Новеллы (-) - Борис Садовской 6 стр.


IV

Обедали в саду. Там, у цветника, высокие, серебром трепещущие тополи подымались ровным тенистым кругом; под ними, в холодке, сели Василий Иваныч с гостем. Три борзых пса обступили их, облизываясь, на задних лапах. Перед щами рябиновой выпили и повторили. Но как ни старался смеяться, подшучивая над собой изо всех сил, майор Мухтолов, кошки скребли у него на сердце. Выходит все-таки, что стрелок он немудрящий, попросту сказать, плохой, ежели рябчика Хлопова обстрелять не мог. Нет, этого так нельзя оставить. Дудки! Шалишь! Тут честь полка и фамилии задета. Душу заложу, а уж обстреляю яблочника, бабника, седого черта.

- Я все дивлюсь вам, Василий Иваныч, - заговорил он, откашливаясь и хмуря брови,- зачем это вы баб у себя столько держите, куда вам они?

- Как куда?
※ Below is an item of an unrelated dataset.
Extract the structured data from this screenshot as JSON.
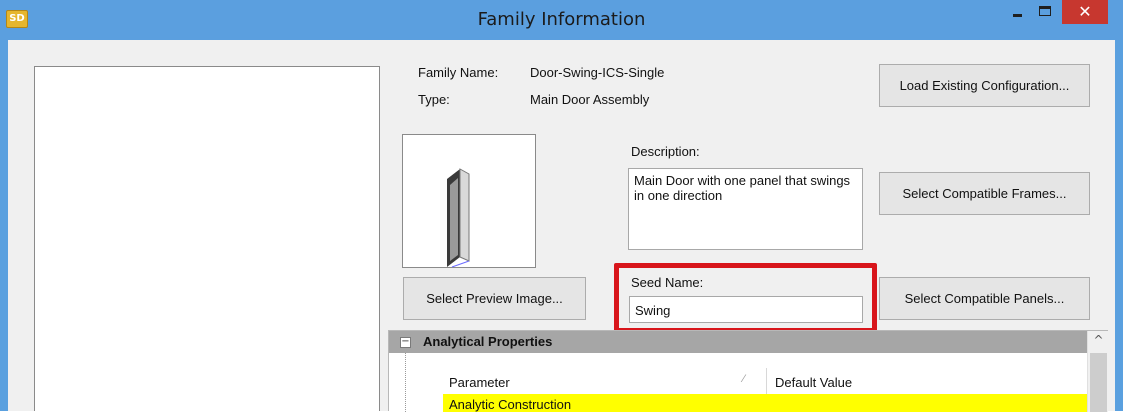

Всякая баба годится в дело.

- Оно положим, а все-таки: на кой их вам столько? Ведь целыми табунами они у вас. По мне это все равно, что кошек разводить. Право. Вот у меня всего одна Палагея-ключница да кошка при ней. И вдруг вздумается мне, чтоб и ключниц, и кошек в доме по два десятка было.

Василий Иваныч собрался ответить, но тут в тополевый круг бесшумно ступила тоненькая, как стебель, девушка в голубом сарафане; бережно держала она в смуглых выточенных руках полную суповую миску. Над лицом ее, продолговатым и загорелым, черные, гладко причесанные с пробором волосы лежали ровно; две змеистых косы, струясь, бежали с узких плеч на стройную выгнутую спину. Легкая и быстрая, как птица, поставила она горячее, разлила по тарелкам и упорхнула прочь.
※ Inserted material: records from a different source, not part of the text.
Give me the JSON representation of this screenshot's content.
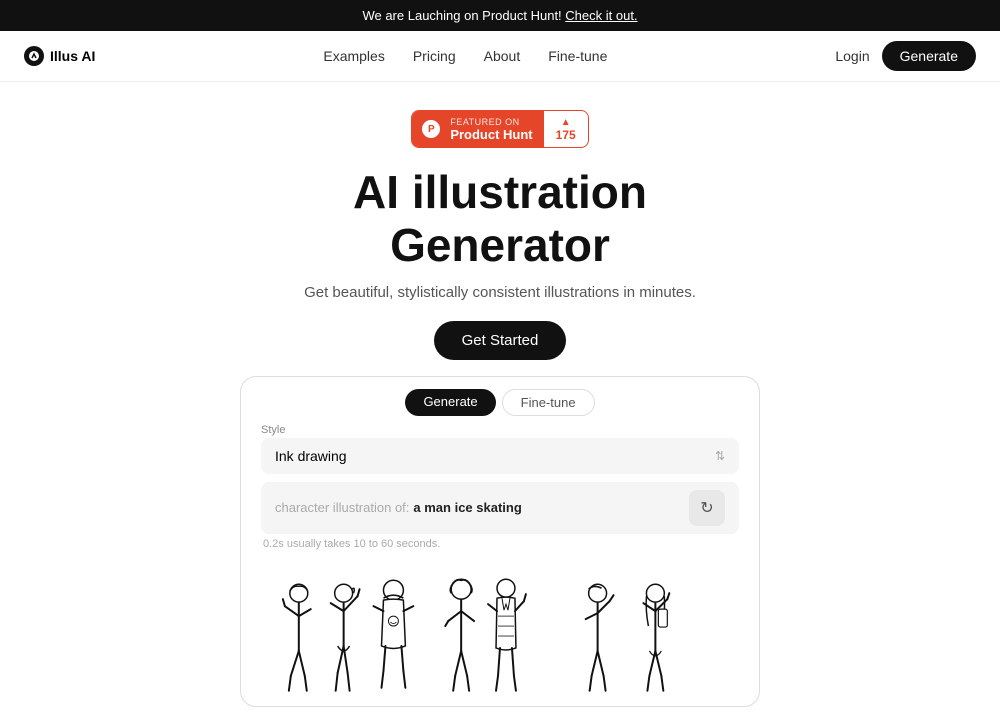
{
  "banner": {
    "text": "We are Lauching on Product Hunt! ",
    "link_text": "Check it out."
  },
  "nav": {
    "logo_text": "Illus AI",
    "links": [
      "Examples",
      "Pricing",
      "About",
      "Fine-tune"
    ],
    "login_label": "Login",
    "generate_label": "Generate"
  },
  "product_hunt": {
    "featured_text": "FEATURED ON",
    "name": "Product Hunt",
    "vote_count": "175"
  },
  "hero": {
    "title_line1": "AI illustration",
    "title_line2": "Generator",
    "subtitle": "Get beautiful, stylistically consistent illustrations in minutes.",
    "cta_label": "Get Started"
  },
  "demo": {
    "tab_generate": "Generate",
    "tab_finetune": "Fine-tune",
    "style_label": "Style",
    "style_value": "Ink drawing",
    "prompt_prefix": "character illustration of:",
    "prompt_text": "a man ice skating",
    "hint_text": "0.2s usually takes 10 to 60 seconds.",
    "gen_icon": "↻"
  }
}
- Это что за девочка? - спросил майор изумленно. - Новенькая опять? У вас, помнится, не было такой?

- Нет, это так... статья особая... Тихонова внучка, Глаша... при нем живет... да... Так спрашиваете вы, зачем мне баб столько? Сухой вы человек, Дормидонт Петрович. Разнообразие во всем надобно, без него жить скучно. Бабы для меня все одно как яблоки свежие: люблю. А только не станете же вы все одну титовку или апорт целый век жевать, захочется вам и китайского яблочка, и боровинки, и того-другого. Правда?

- Мне все равно это. Хоть бы совсем их не было.

- То же я и говорю. Сухой вы человек. Так и бабы. И из них любая свой вкус имеет. Одна сладка, другая с кислотцой, а которая оскомину набивает, а это не плохо: и оскомина в свою меру хороша. По саду пройдешься, нынче с одной яблони сорвешь, завтра с другой, а уж вчерашнего яблока и в рот взять не захочешь. И бабы: приглянется иной раз какая, как вдруг загоришься весь, эх! Хочу вот эту одну, хоть провалиться сквозь землю: вынь да положь!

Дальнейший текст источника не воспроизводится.